KMT: U.S. ASSESSMENT OF CHINA'S THREAT MAY NOT BE ACCURATE
Central News Agency
Taipei, June 27 (CNA) An assessment by U.S. defense and intelligence officials that China might attack Taiwan in two years is not accurate because it does not take into consideration the recent lowering of tension across the Taiwan Strait, a China expert said Monday.
Commenting on a Washington Times report that Pentagon officials fear that Beijing "will attack Taiwan in the next two years, " Chang Jung-kung, spokesman for the opposition Kuomintang, noted that the analysis was made purely from a military point of view.
The Washington Times report Sunday said China is building its military forces faster than U.S. intelligence and military analysts expected, which has prompted fears that Beijing will attack Taiwan in two years and then be forced to go to war with the United States, which has vowed to defend Taiwan against a Chinese attack.
Chang noted that the Pentagon assessment does not take into consideration what he claimed is the latest development that the relationship between Taiwan and China has entered a new phase since KMT Chairman Lien Chan's journey of peace to China in late April and early May. "As long as President Chen Shui-bian does not push for de jure independence of Taiwan during the rest of his term, the two sides of the Taiwan Strait will be out of the shadow of war until the next presidential election in March 2008," he said.
Chang quoted various Chinese think tanks as claiming that Lien's visit to China has "defused" the crisis of war in the Taiwan Strait.

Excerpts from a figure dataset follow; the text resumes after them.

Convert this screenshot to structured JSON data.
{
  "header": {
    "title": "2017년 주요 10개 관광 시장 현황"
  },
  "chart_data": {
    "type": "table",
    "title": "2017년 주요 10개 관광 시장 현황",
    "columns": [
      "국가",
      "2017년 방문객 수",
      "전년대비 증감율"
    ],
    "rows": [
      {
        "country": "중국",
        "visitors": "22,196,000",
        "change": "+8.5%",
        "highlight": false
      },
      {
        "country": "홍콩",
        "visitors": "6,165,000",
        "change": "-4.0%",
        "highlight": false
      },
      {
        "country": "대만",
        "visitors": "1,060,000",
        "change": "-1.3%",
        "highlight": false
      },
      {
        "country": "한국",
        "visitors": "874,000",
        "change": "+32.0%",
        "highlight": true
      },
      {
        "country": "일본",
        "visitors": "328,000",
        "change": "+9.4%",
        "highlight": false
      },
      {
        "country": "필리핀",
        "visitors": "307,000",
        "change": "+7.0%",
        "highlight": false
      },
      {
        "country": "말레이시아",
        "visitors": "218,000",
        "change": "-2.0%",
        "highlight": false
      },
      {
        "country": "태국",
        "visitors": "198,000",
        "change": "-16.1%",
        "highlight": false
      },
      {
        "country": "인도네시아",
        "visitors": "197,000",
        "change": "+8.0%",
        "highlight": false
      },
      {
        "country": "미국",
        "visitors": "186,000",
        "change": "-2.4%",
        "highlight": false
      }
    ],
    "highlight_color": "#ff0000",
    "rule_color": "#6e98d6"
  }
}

In his view, the assumption that China might attack Taiwan in two years will not happen, unless Chen uses a second stage of constitutional reforms to seek de jure independence.
He pointed out that after Lien's visit to China, Beijing's policy toward Taiwan began to stress cross-strait exchanges once again. This, he said, has reduced the pressure faced by Taiwan from China's military buildup.